The credential_process must write credentials to stdout in the following format:
{ "Version": 1, "AccessKeyId": "", "SecretAccessKey": "", "SessionToken": "", "Expiration": "" }
SessionToken
and Expiration
are optional. If present, the credentials
will be treated as temporary.
use Aws\Credentials\CredentialProvider; use Aws\S3\S3Client; $provider = CredentialProvider::process(); // Cache the results in a memoize function to avoid loading and parsing // the ini file on every API operation $provider = CredentialProvider::memoize($provider); $client = new S3Client([ 'region' => 'us-west-2', 'version' => '2006-03-01', 'credentials' => $provider ]);
You can use a custom profile or .ini file location by providing arguments to the function that creates the provider.
$profile = 'production'; $path = '/full/path/to/credentials.ini'; $provider = CredentialProvider::process($profile, $path); $provider = CredentialProvider::memoize($provider); $client = new S3Client([ 'region' => 'us-west-2', 'version' => '2006-03-01', 'credentials' => $provider ]);
instanceProfile provider
Aws\Credentials\CredentialProvider::instanceProfile
attempts to load
credentials from Amazon EC2 instance profiles.
use Aws\Credentials\CredentialProvider; use Aws\S3\S3Client; $provider = CredentialProvider::instanceProfile(); // Be sure to memoize the credentials $memoizedProvider = CredentialProvider::memoize($provider); $client = new S3Client([ 'region' => 'us-west-2', 'version' => '2006-03-01', 'credentials' => $memoizedProvider ]);
By default, the provider retries fetching credentials up to three times.

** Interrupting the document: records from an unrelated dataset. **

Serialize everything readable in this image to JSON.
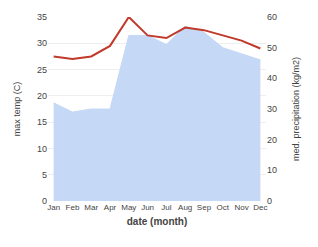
{
  "chart_data": {
    "type": "line",
    "categories": [
      "Jan",
      "Feb",
      "Mar",
      "Apr",
      "May",
      "Jun",
      "Jul",
      "Aug",
      "Sep",
      "Oct",
      "Nov",
      "Dec"
    ],
    "series": [
      {
        "type": "area",
        "axis": "y2",
        "color": "#c5d8f5",
        "values": [
          32,
          29,
          30,
          30,
          54,
          54,
          51,
          57,
          55,
          50,
          48,
          46
        ]
      },
      {
        "type": "line",
        "color": "#c0392b",
        "values": [
          27.5,
          27.0,
          27.5,
          29.5,
          35.0,
          31.5,
          31.0,
          33.0,
          32.5,
          31.5,
          30.5,
          29.0
        ]
      }
    ],
    "xlabel": "date (month)",
    "ylabel": "max temp (C)",
    "y2label": "med. precipitation (kg/m2)",
    "ylim": [
      0,
      35
    ],
    "yticks": [
      0,
      5,
      10,
      15,
      20,
      25,
      30,
      35
    ],
    "y2lim": [
      0,
      60
    ],
    "y2ticks": [
      0,
      10,
      20,
      30,
      40,
      50,
      60
    ],
    "grid": true
  }
}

The number of retries can be set with the retries
option, and
disabled entirely by setting the option to 0
.
use Aws\Credentials\CredentialProvider; $provider = CredentialProvider::instanceProfile([ 'retries' => 0 ]); $memoizedProvider = CredentialProvider::memoize($provider);
You can disable this attempt to load from Amazon EC2 instance profiles by
setting the AWS_EC2_METADATA_DISABLED
environment variable to true
.
Memoizing Credentials
At times you might need to create a credential provider that remembers the
previous return value. This can be useful for performance when loading
credentials is an expensive operation or when using the Aws\Sdk
class to
share a credential provider across multiple clients. You can add memoization to
a credential provider by wrapping the credential provider function in a
memoize
function.
use Aws\Credentials\CredentialProvider; $provider = CredentialProvider::instanceProfile(); // Wrap the actual provider in a memoize function $provider = CredentialProvider::memoize($provider); // Pass the provider into the Sdk class and share the provider // across multiple clients. Each time a new client is constructed, // it will use the previously returned credentials as long as // they haven't yet expired. $sdk = new Aws\Sdk(['credentials' => $provider]); $s3 = $sdk->getS3(['region' => 'us-west-2', 'version' => 'latest']); $ec2 = $sdk->getEc2(['region' => 'us-west-2', 'version' => 'latest']); assert($s3->getCredentials() === $ec2->getCredentials());
When the memoized credentials are expired, the memoize wrapper invokes the wrapped provider in an attempt to refresh the credentials.